6 risposte a “Nera come l’ebano, ma con i jeans gialli

  1. Condivido in pieno l’analisi e mi pongo un quesito, avendo letto un “manuale di scrittura”, nel quale stereotipi e luoghi comuni vengono “banditi”.
    Le poesie non sono forme di trasposizione semantica? Ossia: la costruzione di metafore è una violazione della “purezza lessicale”, ma ciò non tange la bellezza della poesia (o almeno della bella poesia). Dunque, penso a una conclusione: la “purezza linguistica” è un bene per la scrittura giornalistica, mentre nel caso della scrittura creativa (se applicata con capacità, ovviamente) è una preziosa risorsa per arricchire il valore del testo.
    Mi sbaglio? 😉

  2. Non c’entra, lo so, ma mi hai ricordato che il mio ragazzo mi ha consigliato questo libro da almeno sei mesi, e sul mio comodino fa la sua gran bella figura lo ammetto.
    Vedremo se riuscirò anche a leggerlo oltre pagina 5 un giorno 🙂

  3. Stefano,
    sai che non capisco il tuo punto?
    Falcon82,
    non tutto, nel libro della Smith, vola alto. E certe parti del romanzo, detto francamente, possono pure essere saltate o lette a grande velocità.
    D’altra parte, Pennac docet quando afferma il sacrosanto “diritto di saltare pagine” (Come un romanzo, trad. it. p 116).
    😉

  4. Mi riferivo all’uso di “stereotipi” in due tipologie di scrittura diverse. A mio giudizio, in quella giornalistica lo stereotipo finisce per essere banale, segno di pigrizia intellettuale.
    Nella scrittura creativa, invece, può rappresentare una fonte di ricchezza (sempre che siano utilizzati con capacità).

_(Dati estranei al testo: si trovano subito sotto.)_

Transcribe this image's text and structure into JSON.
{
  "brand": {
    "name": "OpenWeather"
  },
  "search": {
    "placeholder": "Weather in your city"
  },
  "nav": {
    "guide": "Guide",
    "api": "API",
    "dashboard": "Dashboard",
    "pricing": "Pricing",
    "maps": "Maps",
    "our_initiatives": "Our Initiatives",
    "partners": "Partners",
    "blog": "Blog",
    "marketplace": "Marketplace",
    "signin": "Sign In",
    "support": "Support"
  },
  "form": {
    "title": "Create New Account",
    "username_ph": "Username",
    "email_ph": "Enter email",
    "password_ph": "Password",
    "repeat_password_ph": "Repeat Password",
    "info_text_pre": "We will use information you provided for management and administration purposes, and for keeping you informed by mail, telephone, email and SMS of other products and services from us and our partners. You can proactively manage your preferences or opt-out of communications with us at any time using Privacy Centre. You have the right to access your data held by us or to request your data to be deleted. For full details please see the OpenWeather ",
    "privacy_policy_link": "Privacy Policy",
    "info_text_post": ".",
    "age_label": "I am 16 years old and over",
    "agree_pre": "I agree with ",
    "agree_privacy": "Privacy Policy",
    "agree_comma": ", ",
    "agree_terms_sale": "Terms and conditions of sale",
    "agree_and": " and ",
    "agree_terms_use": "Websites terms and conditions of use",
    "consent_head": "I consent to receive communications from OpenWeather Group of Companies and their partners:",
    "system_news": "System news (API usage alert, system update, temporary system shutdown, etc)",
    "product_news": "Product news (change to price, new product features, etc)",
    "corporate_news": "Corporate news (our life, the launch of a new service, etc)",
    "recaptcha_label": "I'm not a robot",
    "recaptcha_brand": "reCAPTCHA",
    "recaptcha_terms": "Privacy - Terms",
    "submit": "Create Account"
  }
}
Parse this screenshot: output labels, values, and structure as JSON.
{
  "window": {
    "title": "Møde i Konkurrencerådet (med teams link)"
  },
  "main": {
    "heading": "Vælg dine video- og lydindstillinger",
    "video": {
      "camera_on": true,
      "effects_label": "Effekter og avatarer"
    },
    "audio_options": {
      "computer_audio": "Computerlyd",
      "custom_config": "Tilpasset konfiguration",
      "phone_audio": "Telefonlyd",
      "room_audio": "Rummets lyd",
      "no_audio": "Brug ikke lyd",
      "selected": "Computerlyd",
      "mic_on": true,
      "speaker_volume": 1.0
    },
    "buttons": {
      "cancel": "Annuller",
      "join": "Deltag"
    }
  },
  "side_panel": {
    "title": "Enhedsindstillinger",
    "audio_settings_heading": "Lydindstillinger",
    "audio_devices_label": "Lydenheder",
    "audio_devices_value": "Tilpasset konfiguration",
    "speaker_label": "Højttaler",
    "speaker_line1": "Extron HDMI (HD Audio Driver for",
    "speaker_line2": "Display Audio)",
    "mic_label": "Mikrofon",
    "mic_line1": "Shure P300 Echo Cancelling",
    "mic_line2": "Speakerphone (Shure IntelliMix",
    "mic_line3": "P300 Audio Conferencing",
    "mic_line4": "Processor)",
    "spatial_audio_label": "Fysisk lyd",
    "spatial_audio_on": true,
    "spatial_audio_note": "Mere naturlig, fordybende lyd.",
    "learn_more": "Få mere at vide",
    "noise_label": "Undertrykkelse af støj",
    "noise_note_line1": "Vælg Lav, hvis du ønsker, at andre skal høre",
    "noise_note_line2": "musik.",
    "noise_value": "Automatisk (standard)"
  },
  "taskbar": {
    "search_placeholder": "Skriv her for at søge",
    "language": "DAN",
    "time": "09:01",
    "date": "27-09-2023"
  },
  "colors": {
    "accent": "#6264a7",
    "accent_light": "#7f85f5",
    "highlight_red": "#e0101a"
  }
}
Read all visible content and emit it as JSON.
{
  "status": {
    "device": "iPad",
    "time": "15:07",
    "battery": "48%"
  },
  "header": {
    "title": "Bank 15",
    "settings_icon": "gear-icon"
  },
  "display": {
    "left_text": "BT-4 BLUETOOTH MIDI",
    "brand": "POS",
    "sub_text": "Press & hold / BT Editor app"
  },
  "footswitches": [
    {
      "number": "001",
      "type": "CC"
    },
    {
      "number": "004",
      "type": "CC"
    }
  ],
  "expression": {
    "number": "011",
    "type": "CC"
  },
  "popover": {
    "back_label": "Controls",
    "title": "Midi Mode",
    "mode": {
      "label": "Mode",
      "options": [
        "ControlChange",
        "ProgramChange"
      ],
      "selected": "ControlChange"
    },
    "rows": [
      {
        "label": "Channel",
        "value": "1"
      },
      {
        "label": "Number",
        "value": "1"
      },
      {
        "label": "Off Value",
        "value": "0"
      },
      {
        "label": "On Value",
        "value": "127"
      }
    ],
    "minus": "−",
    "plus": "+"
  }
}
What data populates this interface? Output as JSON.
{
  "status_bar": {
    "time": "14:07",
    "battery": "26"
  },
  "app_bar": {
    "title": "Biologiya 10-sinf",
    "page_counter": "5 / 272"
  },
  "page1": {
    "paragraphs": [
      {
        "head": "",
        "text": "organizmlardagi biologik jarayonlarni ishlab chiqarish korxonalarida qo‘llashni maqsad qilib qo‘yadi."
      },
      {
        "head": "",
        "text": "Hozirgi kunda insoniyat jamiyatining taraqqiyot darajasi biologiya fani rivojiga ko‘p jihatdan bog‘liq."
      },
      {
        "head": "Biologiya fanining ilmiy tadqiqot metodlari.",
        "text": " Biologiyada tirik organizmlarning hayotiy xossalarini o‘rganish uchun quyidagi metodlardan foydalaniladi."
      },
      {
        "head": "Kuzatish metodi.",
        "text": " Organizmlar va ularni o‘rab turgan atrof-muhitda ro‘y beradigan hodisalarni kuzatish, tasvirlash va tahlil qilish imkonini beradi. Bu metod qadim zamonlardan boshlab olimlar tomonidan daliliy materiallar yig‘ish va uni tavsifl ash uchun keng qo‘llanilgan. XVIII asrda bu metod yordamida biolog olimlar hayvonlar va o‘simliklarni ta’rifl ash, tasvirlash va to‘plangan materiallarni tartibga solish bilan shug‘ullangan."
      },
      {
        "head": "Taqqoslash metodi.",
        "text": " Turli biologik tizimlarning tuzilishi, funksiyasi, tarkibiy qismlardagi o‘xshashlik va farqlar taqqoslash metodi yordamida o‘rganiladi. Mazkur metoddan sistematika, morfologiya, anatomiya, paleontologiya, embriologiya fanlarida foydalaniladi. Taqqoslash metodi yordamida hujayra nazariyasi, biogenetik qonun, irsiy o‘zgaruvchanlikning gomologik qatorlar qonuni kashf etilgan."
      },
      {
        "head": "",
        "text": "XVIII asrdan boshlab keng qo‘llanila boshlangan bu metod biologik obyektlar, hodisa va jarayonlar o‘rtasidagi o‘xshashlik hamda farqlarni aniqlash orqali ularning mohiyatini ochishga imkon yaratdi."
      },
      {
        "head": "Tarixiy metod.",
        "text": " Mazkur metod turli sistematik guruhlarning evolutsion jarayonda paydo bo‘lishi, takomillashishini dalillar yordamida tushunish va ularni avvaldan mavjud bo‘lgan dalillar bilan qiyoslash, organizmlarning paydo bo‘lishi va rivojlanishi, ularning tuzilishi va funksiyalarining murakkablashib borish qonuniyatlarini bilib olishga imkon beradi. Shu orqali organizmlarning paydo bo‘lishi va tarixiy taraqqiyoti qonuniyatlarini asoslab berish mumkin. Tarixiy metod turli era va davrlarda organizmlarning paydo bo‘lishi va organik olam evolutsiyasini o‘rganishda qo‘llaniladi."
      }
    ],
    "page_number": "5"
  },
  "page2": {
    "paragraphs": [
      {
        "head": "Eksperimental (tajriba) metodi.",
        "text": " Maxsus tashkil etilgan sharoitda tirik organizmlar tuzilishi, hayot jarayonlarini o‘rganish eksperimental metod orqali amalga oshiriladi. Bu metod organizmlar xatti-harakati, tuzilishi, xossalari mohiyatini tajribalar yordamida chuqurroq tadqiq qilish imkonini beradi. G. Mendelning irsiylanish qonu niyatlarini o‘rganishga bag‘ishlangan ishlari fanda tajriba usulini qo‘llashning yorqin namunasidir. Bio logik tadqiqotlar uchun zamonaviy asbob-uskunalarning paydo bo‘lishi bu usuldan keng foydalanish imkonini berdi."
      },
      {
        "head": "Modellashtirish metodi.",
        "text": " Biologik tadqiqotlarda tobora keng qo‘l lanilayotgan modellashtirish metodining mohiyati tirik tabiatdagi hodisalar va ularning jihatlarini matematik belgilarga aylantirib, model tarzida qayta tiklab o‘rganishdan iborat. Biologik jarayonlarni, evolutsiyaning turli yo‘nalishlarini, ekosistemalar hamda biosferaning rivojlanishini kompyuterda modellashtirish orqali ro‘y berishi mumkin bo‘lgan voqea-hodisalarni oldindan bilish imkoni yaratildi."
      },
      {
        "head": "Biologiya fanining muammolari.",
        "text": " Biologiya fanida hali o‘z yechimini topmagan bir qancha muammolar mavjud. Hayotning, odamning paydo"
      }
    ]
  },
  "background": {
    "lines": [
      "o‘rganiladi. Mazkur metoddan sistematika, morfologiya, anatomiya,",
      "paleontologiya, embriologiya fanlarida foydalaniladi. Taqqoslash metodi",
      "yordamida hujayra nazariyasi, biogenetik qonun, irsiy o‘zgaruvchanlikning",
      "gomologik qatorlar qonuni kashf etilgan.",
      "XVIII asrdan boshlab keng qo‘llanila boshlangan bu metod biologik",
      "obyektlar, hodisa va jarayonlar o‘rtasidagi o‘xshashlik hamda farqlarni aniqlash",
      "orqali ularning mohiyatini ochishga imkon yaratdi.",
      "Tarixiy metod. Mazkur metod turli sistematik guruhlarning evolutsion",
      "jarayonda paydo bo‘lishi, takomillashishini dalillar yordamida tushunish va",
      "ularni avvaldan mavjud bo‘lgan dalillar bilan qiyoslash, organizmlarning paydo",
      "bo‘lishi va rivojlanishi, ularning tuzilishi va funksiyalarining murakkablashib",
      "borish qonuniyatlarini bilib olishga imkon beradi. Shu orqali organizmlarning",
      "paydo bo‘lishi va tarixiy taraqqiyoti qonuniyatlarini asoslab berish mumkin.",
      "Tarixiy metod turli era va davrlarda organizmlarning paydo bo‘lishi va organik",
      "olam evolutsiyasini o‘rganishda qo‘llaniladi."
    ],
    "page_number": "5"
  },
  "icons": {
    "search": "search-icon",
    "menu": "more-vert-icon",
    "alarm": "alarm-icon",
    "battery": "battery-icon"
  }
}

    Il mio primo riferimento, in realtà poco chiaro, era a una manuale di scrittura che ho letto da poco, secondo cui, almeno nella mia interpretazione, oltre agli stereotipi, qualsiasi forme di trasposizione semantica (quindi l’uso delle figure retoriche), è una “violazione della purezza linguistica”.

  5. Riuscire a reinventare uno stereotipo è certamente un gran dono per uno scrittore, specie quando questo va ad arricchire descrizioni, che, effettivamente, sono sempre una parte ostica del comporre.
    Mi ritorna in mente una frase di De Chirico, che diceva di vedere molto di più ad occhi chiusi che non spalancati sul mondo.. Ecco, ci sono certi romanzi, certi scrittori che mi hanno regalato visioni molto più avvolgenti di quelle registrate di persona.. ed è per questo che non cambierei nessuna delle mie giornate nascosta tra i libri..
    Anche “Della bellezza” , sempre della Smith, è molto intenso da questo punto di vista, ma spesso a corrente alternata.

  6. Non sono mai riuscito a sopportare i molti stereotipi che mi circondano come non sono mai riuscito ad ascolta e dialogare con chi ne fa un uso nemmeno troppo smodato: certe persone le sento ma non riesco ad ascoltarle.

    Credo che lo stereotipo ben usato sia uno dei modi migliori per fare una “pausa” in un periodo (di testo) molto pieno, come appunto può esserlo la descrizione dei particolari di qualcuno o qualcosa.

    Lo stereotipo può essere un tranquillante in un momento di eccitazione, una dolce discesa prima di una tranquilla risalita, una banalità che da tono ad una normalità e anche ad una specialità.